Colorectal cancer is almost always treated through surgery to remove the tumor. When cancer is caught early, and treatment is begun immediately, surgery can often cure colorectal cancer. If the cancer has spread, radiation and chemotherapy / infusion therapies are used to supplement your treatment plan.
Surgery is the most common way to treat colorectal cancer. Procedures include:
- Abdomino-perineal resection - Complete removal of the rectum and anus, necessitating a permanent end colostomy
- Colectomy - Part of the colon and lymph nodes near the cancer are removed
- Polypectomy - Only polyps inside the large intestine are removed, leaving the large intestine intact
- Proctectomy - Complete removal of the rectum
- Transanal excision - Surgical removal of tumors through the anus
Your doctor may also do surgery to see if cancer has spread to any area of your lymph node system, which may require other types of treatment after surgery.
Radiation therapy uses high-energy X-rays to kill or shrink cancer cells. Your doctor may use internal or external radiation, or both, to treat your cancer. This treatment can be used to shrink a tumor before surgery. Or it may be used after surgery to kill cancer cells that remain in the colorectal system, which encompasses the urinary organs.
Chemotherapy uses powerful medicines, either given through a vein or taken as pills, to kill cancer cells all through the body. Chemo is given in rounds, followed by a break; treatment can last for months. Chemo may be used to shrink a tumor before surgery or to kill any cancer cells that remain after local treatments. It may also treat tumors that have grown in other places in the body. Cancers that have spread are usually treated with chemotherapy.
Targeted therapy drugs target the changes in cells that cause cancer cells to form. These drugs affect the cancer cells in your body and leave your normal cells alone. The goal is to prevent the cancer from growing.
This treatment course sometimes works when standard chemotherapy drugs don’t, and they often have different (and less severe) side effects. In some cases, targeted drugs are given in combination with chemotherapy medicines. The two drugs work in combination to allow chemo drugs easier access to the tumor, making chemotherapy more effective overall.

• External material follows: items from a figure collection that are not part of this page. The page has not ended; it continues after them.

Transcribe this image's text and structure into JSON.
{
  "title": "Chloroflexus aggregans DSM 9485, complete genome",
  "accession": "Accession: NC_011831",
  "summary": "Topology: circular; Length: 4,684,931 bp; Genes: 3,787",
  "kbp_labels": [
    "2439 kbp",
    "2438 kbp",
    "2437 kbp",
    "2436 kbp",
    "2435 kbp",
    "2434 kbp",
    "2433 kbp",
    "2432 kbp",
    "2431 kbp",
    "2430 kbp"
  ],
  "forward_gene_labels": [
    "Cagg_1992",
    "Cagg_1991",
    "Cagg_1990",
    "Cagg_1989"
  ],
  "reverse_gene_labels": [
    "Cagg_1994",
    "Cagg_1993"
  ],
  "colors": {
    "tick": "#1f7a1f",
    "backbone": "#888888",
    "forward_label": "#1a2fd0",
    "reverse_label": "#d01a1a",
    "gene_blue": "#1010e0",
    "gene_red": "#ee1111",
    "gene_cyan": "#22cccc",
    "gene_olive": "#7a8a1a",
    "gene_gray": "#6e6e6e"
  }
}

Tumor ablation treatment destroys a tumor without surgically removing it from the body. This is often the medical recommendation when you’re too sick to have surgery. Ablation techniques include heating the tumor with radio waves (known as RFA), freezing the tumor (known as cryoablation), or killing the tumor by blocking certain blood vessels and cutting off the blood supply that feeds the large intestine.
You should always talk to your doctor about your specific treatment plan and what you can expect.
Your care team
Our colorectal cancer specialists know that great care is the result of seamless communication between you, your family and your existing healthcare providers. When you have this kind of collaboration, you can expect a more efficient, effective and tailored approach to your individual cancer care and unique needs.
Life beyond colorectal cancer
With earlier detection, more patients are surviving colorectal cancer than ever before. Our survivorship program gives you access to specialists who partner with you for your post-treatment. This program focuses on nutritional goals, healthy living and emotional well-being. We’ll also help you set up regular medical checkups with your primary doctor to prevent, detect and manage any complications related to your cancer or cancer treatment. Because you may be at higher risk for second cancers, screening and surveillance are essential to your long-term health.
Talk with your doctor about developing a survivorship care plan. This document will summarize the cancer treatment you received and outline the medical guidance you’ll need as you transition to living beyond cancer.